Advent of Code 2024 - Day 7Bridge Repair

| Problem statement | Source code | Tags: BFS/DFS

This problem pays tribute to 2022 day 9.

Part 1

Obviously this problem involves an exponential decision space: for every space, we can insert either a + or a *. An easy optimization is to stop whenever we find a valid expression, but when the expression actually doesn't work we are still forced to explore the whole space. In the input, the list of operands can have length up to 12, $2^{11} = 2048$ possibilities, which is not too bad.

However, we can prune edges that we know will never work. The trick is to construct the expression backwards.

(a1 op1 a2) op2 a3) op3 a4) ... op[n-1] an = target

When we try to fill in op1, we don't know anything and must try both + and *; but what about op[n-1]? If we want to fill it with *, then we know that b * an = target for some b, which means that target must be divisible by an. If it's not, then we can skip the * option for op[n-1]. The + option is always valid, so we can always try it. After filling in op[n-1], the problem has been reduced to one of the following:

(a1 op1 a2) op2 a3) op3 a4) ... op[n-2] an-1 = target - an
(a1 op1 a2) op2 a3) op3 a4) ... op[n-2] an-1 = target / an

And we repeat until we get a1 = target, which is trivial to check. The merit of this approach is that often times there remains only one valid option for the next operator, so we can skip a large portion of the search space, regardless of whether the final expression is valid or not. If a valid solution is found, it still returns early.

The order of the two tests don't matter, but I prefer to test the * option first since if it is true then that is more likely to lead to a solution, and we can skip the + option due to short circuiting.

let rec can_calc cur_res ops =
  match ops with
  | [] -> failwith "No operators left"
  | [ op ] -> cur_res = op
  | op :: rest ->
      (op <> 0 && cur_res mod op = 0 && can_calc (cur_res / op) rest)
      || can_calc (cur_res - op) rest

Note that this takes operands right-to-left, so we need to reverse the list.

Part 2

The only difference is the addition of ||, which doesn't change our approach of searching backwards. Now we need to consider the reverse operation of ||: for *, we test if target / an is valid; for ||, we need to test if we can strip an from target as a string suffix, and still have some numbers left.
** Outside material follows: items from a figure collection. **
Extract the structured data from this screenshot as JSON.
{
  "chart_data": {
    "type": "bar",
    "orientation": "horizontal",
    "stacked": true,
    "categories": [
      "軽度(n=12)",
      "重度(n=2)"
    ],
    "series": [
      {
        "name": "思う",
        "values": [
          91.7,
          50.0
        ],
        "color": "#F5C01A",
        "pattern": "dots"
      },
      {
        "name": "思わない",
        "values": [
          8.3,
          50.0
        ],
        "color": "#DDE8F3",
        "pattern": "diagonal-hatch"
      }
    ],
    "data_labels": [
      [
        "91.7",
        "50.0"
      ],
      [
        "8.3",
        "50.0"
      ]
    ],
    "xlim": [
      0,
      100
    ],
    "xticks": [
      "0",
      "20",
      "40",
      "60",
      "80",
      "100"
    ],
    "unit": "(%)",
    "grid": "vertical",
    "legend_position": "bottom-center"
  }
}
let rec can_calc cur_res ops =
  match ops with
  | [] -> failwith "No operators left"
  | [ op ] -> cur_res = op
  | op :: rest ->
      (op <> 0 && cur_res mod op = 0 && can_calc (cur_res / op) rest)
      || (let op_str = string_of_int op in
          let cur_str = string_of_int cur_res in
          String.length cur_str > String.length op_str
          && String.ends_with ~suffix:op_str cur_str
          &&
          let remaining_str =
            String.sub cur_str 0 (String.length cur_str - String.length op_str)
          in
          can_calc (int_of_string remaining_str) rest)
      || (cur_res > op && can_calc (cur_res - op) rest)